Survive the Real Estate Bubble Burst
With a basic understanding of how the bond market works, and interest rates effect your bottom line, the answer is clear. The American economic situation is swaying back to center, after many capitalized on extremely low lending rates. The Federal Reserve Chairman, Alan Greenspan has committed to the strategy of raising the interest rates in “measured” quarter point increases. Why did this not translate into action for new home buyers? It should.
Many new home owners purchased a home with a highly leveraged loan, using Adjustable Rate Mortgages, Interest Only Loans, in order to buy a house that would otherwise come with a hefty monthly payment. These people are at the most risk of suffering when it comes to the real estate bubble problems. This non-traditional financing led many to purchase homes that will not be able to survive the payment adjustments from future rate increases.
If this sounds familiar, then it’s time to do some financial planning in order to fix the situation.
1) If you have an adjustable rate mortgage, call your loan broker and have him calculate what your exact payment would be, if you switch to a 30-Year fixed traditional loan. If he gives you a figure that you could never afford, you should think about selling your house, because that may be lower than what your payment will be in a year with your current loan.

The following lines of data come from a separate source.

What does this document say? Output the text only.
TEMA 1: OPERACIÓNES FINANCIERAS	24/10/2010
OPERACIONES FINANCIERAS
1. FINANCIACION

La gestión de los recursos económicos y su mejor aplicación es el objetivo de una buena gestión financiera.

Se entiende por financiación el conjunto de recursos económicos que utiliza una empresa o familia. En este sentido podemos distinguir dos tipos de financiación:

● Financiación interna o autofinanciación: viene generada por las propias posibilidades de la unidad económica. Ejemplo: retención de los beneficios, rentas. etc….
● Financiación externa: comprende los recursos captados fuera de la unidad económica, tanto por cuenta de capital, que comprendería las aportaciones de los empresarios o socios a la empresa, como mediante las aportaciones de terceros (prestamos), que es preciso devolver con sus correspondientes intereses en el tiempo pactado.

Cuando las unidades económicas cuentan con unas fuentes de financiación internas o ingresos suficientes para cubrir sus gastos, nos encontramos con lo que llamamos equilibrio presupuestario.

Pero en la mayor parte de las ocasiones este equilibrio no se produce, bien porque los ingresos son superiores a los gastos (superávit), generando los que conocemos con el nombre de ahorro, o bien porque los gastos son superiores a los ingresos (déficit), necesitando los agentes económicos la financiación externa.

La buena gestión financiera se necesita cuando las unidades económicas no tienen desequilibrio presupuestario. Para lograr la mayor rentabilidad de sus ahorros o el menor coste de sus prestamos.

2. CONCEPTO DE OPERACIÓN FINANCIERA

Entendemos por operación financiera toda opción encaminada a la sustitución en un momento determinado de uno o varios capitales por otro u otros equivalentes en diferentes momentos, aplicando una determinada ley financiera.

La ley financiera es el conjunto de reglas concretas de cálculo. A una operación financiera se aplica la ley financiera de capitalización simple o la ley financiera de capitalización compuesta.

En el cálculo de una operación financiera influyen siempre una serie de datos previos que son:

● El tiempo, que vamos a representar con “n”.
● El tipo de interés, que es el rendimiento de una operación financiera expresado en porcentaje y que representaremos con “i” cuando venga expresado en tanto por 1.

2) If you are renting, and thinking about buying, then make sure that you pay off credit cards, high interest loans, and save for a down payment of 20%.
3) If you already have a 30-Year fixed rate mortgage, then try to keep your house for the next 5 years, when it’s equity will eclipse or provide a great return again.
In general, if you own a home, and are allowed to pay on the interest quicker than what the loan terms have your payments measured to be, you will make more money, by paying less interest over the course of the loan, and generating more equity.